Normen
AVG §68 Abs1;
B-VG Art133 Abs1 Z1;
B-VG Art133 Abs1;
B-VG Art133;
B-VG Art144 Abs3;
B-VG Art144;
VerfGG 1953 §85;
VerfGG 1953 §87 Abs3;
VwGG §26 Abs4;
VwGG §30;
VwGG §46 Abs1;
VwGG §46 Abs4;
VwGG §46;
AVG §68 Abs1;
B-VG Art133 Abs1 Z1;
B-VG Art133 Abs1;
B-VG Art133;
B-VG Art144 Abs3;
B-VG Art144;
VerfGG 1953 §85;
VerfGG 1953 §87 Abs3;
VwGG §26 Abs4;
VwGG §30;
VwGG §46 Abs1;
VwGG §46 Abs4;
VwGG §46;
Spruch:
Die Revision wird zurückgewiesen.
Begründung
1 A. Nach Art 133 Abs 4 B-VG ist gegen ein Erkenntnis des Verwaltungsgerichts die Revision zulässig, wenn sie von der Lösung einer Rechtsfrage abhängt, der grundsätzliche Bedeutung zukommt, insbesondere weil das Erkenntnis von der Rechtsprechung des Verwaltungsgerichtshofs abweicht, eine solche Rechtsprechung fehlt oder die zu lösende Rechtsfrage in der bisherigen Rechtsprechung des Verwaltungsgerichtshofs nicht einheitlich beantwortet wird. Auf Beschlüsse der Verwaltungsgerichte ist Art 133 Abs 4 B-VG sinngemäß anzuwenden (Art 133 Abs 9 B-VG). Nach § 34 Abs 1 VwGG sind Revisionen, die sich wegen Nichtvorliegens der Voraussetzungen des Art 133 Abs 4 B-VG nicht zur Behandlung eignen, ohne weiteres Verfahren in nichtöffentlicher Sitzung mit Beschluss zurückzuweisen. Nach § 34 Abs 1a VwGG ist der Verwaltungsgerichtshof bei der Beurteilung der Zulässigkeit der Revision gemäß Art 133 Abs 4 B-VG an den Ausspruch des Verwaltungsgerichts gemäß § 25a Abs 1 VwGG nicht gebunden. Die Zulässigkeit einer außerordentlichen Revision gemäß Art 133 Abs 4 B-VG hat der Verwaltungsgerichtshof im Rahmen der dafür in der Revision vorgebrachten Gründe zu überprüfen (§ 28 Abs 3 VwGG).
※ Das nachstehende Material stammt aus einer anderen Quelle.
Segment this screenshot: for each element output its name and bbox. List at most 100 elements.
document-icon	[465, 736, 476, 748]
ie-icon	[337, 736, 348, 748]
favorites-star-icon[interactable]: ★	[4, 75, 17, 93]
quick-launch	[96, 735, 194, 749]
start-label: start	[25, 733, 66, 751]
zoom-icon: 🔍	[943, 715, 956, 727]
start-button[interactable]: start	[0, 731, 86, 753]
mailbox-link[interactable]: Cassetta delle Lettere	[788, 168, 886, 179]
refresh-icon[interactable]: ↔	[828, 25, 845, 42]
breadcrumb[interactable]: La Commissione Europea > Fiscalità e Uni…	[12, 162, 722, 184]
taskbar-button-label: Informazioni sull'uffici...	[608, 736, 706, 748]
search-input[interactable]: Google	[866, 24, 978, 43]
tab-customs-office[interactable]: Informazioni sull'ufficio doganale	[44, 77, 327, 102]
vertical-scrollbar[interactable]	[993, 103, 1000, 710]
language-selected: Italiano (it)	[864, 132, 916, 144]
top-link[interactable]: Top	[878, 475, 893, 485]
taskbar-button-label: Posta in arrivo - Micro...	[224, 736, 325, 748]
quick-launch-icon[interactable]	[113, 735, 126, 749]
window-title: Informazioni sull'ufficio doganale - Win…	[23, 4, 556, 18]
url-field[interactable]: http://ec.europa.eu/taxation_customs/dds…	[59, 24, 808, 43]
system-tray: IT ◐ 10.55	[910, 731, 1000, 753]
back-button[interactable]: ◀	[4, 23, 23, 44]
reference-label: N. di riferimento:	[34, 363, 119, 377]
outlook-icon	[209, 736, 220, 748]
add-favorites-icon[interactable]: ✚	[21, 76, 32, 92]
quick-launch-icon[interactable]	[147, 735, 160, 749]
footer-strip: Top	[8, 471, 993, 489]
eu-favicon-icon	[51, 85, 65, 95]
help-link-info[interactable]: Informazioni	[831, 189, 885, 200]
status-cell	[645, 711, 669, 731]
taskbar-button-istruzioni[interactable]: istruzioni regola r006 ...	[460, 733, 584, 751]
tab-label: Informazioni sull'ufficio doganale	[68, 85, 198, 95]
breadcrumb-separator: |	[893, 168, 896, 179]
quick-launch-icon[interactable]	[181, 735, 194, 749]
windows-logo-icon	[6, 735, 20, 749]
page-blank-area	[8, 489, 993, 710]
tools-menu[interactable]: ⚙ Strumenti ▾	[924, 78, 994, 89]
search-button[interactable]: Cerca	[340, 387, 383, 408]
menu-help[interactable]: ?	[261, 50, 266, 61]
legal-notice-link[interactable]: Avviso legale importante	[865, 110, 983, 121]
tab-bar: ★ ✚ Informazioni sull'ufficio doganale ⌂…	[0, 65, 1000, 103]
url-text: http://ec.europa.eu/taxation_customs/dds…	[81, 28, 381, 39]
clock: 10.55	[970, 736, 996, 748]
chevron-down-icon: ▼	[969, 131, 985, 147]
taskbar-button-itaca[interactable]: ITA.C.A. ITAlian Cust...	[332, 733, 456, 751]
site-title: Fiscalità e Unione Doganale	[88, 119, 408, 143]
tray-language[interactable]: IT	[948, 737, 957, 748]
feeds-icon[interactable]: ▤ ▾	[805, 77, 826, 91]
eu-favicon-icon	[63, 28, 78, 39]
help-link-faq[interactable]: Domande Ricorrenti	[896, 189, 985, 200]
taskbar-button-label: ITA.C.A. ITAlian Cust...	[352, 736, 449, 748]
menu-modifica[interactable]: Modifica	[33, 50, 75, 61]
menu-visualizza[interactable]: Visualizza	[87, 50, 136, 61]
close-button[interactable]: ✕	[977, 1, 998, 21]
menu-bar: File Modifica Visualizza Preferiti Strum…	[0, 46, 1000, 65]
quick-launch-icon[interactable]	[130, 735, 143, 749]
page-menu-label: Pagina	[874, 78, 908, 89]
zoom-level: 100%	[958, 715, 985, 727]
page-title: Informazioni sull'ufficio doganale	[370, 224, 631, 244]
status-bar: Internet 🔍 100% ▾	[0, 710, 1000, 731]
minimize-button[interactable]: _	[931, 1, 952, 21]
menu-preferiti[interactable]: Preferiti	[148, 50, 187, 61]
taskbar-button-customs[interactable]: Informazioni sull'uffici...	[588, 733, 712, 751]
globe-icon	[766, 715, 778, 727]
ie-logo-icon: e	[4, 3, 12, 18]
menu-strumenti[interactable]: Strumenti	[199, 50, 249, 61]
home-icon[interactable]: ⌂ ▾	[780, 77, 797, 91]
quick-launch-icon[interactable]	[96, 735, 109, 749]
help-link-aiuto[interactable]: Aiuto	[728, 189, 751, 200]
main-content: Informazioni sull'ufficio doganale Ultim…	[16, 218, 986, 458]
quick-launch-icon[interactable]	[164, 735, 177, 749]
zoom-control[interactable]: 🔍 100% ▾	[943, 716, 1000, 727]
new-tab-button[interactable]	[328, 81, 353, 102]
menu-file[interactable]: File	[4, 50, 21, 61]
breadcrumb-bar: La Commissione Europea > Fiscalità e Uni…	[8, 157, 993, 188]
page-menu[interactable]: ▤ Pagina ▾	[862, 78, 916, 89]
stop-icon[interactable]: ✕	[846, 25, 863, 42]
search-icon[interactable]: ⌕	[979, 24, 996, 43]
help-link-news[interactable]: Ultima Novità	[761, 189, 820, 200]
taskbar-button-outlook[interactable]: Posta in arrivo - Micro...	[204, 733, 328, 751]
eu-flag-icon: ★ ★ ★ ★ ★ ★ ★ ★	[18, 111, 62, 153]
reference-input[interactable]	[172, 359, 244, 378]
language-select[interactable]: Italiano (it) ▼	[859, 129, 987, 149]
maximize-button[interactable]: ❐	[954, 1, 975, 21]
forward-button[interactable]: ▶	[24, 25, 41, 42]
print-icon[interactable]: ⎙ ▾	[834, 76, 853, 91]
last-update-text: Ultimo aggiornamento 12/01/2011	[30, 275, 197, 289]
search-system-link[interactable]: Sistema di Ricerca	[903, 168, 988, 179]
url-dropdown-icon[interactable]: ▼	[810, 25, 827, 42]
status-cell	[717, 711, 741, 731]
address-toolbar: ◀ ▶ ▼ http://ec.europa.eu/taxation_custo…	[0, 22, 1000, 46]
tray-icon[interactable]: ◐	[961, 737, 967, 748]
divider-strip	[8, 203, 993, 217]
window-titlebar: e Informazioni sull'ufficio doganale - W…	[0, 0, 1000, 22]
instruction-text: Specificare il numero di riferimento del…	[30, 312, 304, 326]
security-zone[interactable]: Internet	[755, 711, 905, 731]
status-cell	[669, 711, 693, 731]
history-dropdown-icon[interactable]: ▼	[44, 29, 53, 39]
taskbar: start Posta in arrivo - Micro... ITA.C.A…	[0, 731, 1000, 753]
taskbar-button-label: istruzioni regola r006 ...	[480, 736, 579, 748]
2 B. Unstrittig ist, dass das Landesverwaltungsgericht Tirol mit Erkenntnis vom 19. Oktober 2015 eine Beschwerde des Revisionswerbers gegen ein Straferkenntnis der Bezirkshauptmannschaft Kitzbühel vom 18. Februar 2015 als unbegründet abgewiesen hat. Gegen dieses Erkenntnis erhob der Revisionswerber zunächst Beschwerde an den Verfassungsgerichtshof. Der Verfassungsgerichtshof lehnte die Behandlung der Beschwerde mit Beschluss vom 19. Februar 2016 ab und trat diese nach Art 144 Abs 3 B-VG dem Verwaltungsgerichtshof zur Entscheidung ab. Die Zustellung des Abtretungsbeschlusses an den Rechtsvertreter des Revisionswerbers erfolgte am 15. März 2016.
3 C. Am 3. Oktober 2016 brachte der Revisionswerber beim Verwaltungsgericht unter einem einen Antrag auf Wiedereinsetzung in den vorigen Stand nach § 46 VwGG betreffend die Versäumung der Revisionsfrist, eine außerordentliche Revision gegen die landesverwaltungsgerichtliche Entscheidung sowie einen Antrag auf Zuerkennung der aufschiebenden Wirkung der Revision nach § 30 Abs 2 VwGG ein.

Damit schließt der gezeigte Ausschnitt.